The next major breakthrough in understanding vision came from the work of Hubel and Wiesel in the 1950s and ‘60s. They discovered that visual processing happens in layers, with each layer adding structure and meaning to the raw input from the eyes. While light enters through the cornea and lens to project an image onto the retina ( a thin sheet of neural tissue lined with photoreceptors), the specialized cells translate light into electrical signals, which are then sent down the optic nerve to the brain’s visual cortex. There, a hierarchical network of neurons decodes the scene, gradually extracting features like edges, textures, and shapes; turning photons into perception.

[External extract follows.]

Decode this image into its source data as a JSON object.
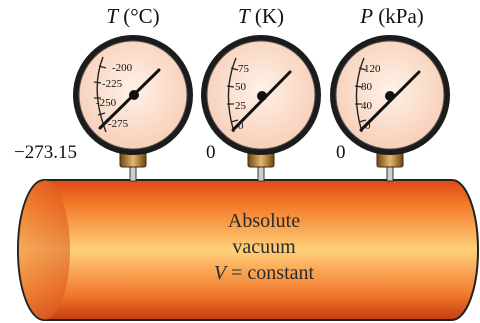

This brings up a question.
Not quite. Digital Image Processing (DIP) operates at a lower level and focuses on manipulating pixel data to enhance or transform images without interpreting their content. Noise reduction, edge detection, contrast adjustment, and sharpening — all of these techniques are essentially tasks that improve visual quality and prepare images for further analysis. For instance, medical imaging uses DIP to clarify MRI and CT scans, while Photoshop applies filters to adjust brightness, color or create posters for the Titanic movie sequel (r/photoshopbattles is a fun place). Crucially, DIP outputs modified images, not insights.

Computer Vision (CV) focuses on enabling machines to interpret and understand visual content at a semantic level, by aiming to replicate human visual cognition. Extracting meaningful information from images or videos — such as identifying objects, recognizing faces, or analyzing scenes — and using that understanding to make decisions is the key tenet of computer vision. Level-4 autonomous vehicles like Waymo and Zoox use CV combined with other systems to detect pedestrians, interpret traffic signs and drive around city blocks with little to no human supervision. Deep learning-based CV systems learn patterns and context from data, moving beyond raw pixels to high-level comprehension.
While distinct, DIP can be considered a subset of CV and they often collaborate. Image processing often serves as a preprocessing step for computer vision: enhancing input data (e.g. removing water from underwater images) can significantly improve task accuracy. Conversely, CV can guide DIP — such as using object detection to apply selective enhancements to specific regions of an image.
To put it in simple terms:
Digital Image Processing answers: “How can I improve this image?”